Dealing with boundary issues, and a little birdie told me to look at Neptune in my horoscope:
Neptune represents transcendental liberty, non-egoistic liberty.
Neptune in Capricorn
She is discerning, wise and sensible.
Neptune in I
She is intuitive, sensitive. Not a fighter and is indecisive. May have some identity problems until she decides on a more spiritual or artistic path. May be psychic or simply strongly intuitive. Gentle and yielding.
17 Trine Jupiter - Neptune
She is very generous and altruistic, helping people in difficulty or sick people. She knows how to listen or, at least, how to give that impression. She is a dreamer, with lots of imagination: she likes the Arts.

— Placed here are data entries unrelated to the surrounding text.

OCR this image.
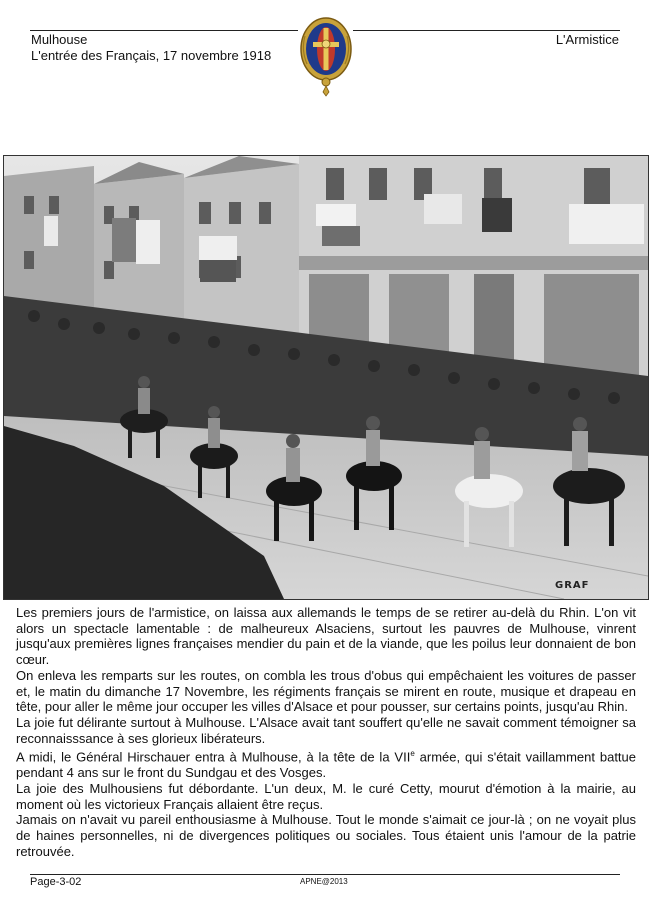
Mulhouse
L'entrée des Français, 17 novembre 1918
L'Armistice
GRAF

Les premiers jours de l'armistice, on laissa aux allemands le temps de se retirer au-delà du Rhin. L'on vit alors un spectacle lamentable : de malheureux Alsaciens, surtout les pauvres de Mulhouse, vinrent jusqu'aux premières lignes françaises mendier du pain et de la viande, que les poilus leur donnaient de bon cœur.

On enleva les remparts sur les routes, on combla les trous d'obus qui empêchaient les voitures de passer et, le matin du dimanche 17 Novembre, les régiments français se mirent en route, musique et drapeau en tête, pour aller le même jour occuper les villes d'Alsace et pour pousser, sur certains points, jusqu'au Rhin.

La joie fut délirante surtout à Mulhouse. L'Alsace avait tant souffert qu'elle ne savait comment témoigner sa reconnaisssance à ses glorieux libérateurs.

A midi, le Général Hirschauer entra à Mulhouse, à la tête de la VIIe armée, qui s'était vaillamment battue pendant 4 ans sur le front du Sundgau et des Vosges.

La joie des Mulhousiens fut débordante. L'un deux, M. le curé Cetty, mourut d'émotion à la mairie, au moment où les victorieux Français allaient être reçus.

Jamais on n'avait vu pareil enthousiasme à Mulhouse. Tout le monde s'aimait ce jour-là ; on ne voyait plus de haines personnelles, ni de divergences politiques ou sociales. Tous étaient unis l'amour de la patrie retrouvée.

Page-3-02	APNE@2013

53 Sextile Neptune - Pluto
26 Conjunction Neptune - Ascendant
She has strange relationships. She is easily influenced, very sensitive and emotional.
My reaction:
There was only one thing that put me on the defense. Hey I might not have been "born fighter," but I can make myself one when necessary. Although because I find it easier to defend someone else sometimes I have to see myself as someone else to help. The little girl who never learned how to fight, I am the one to put the sword in her hands and words in her mouth and give her a shield that not even her best friends can get through unless she says its ok. I give myself a choice to let people in and the ability to choose wisely. To choose those who will not harm.
I am not a fighter in the sense that I pick fights. I don't confront easily, but it is something I try hard to do. It is something I am getting better at with each conflict. I know how important it is to my life and relationships. Honesty is such a beautiful thing.
Honesty is such a beautiful beautiful thing. I think the rest of this is really honest about me. Sometimes I do forget who I am, but I don't change exactly, its just my identity isn't always clear to me. Even though I express myself so often, I don't notice in the moment at times, but certainly in the rereading I see me.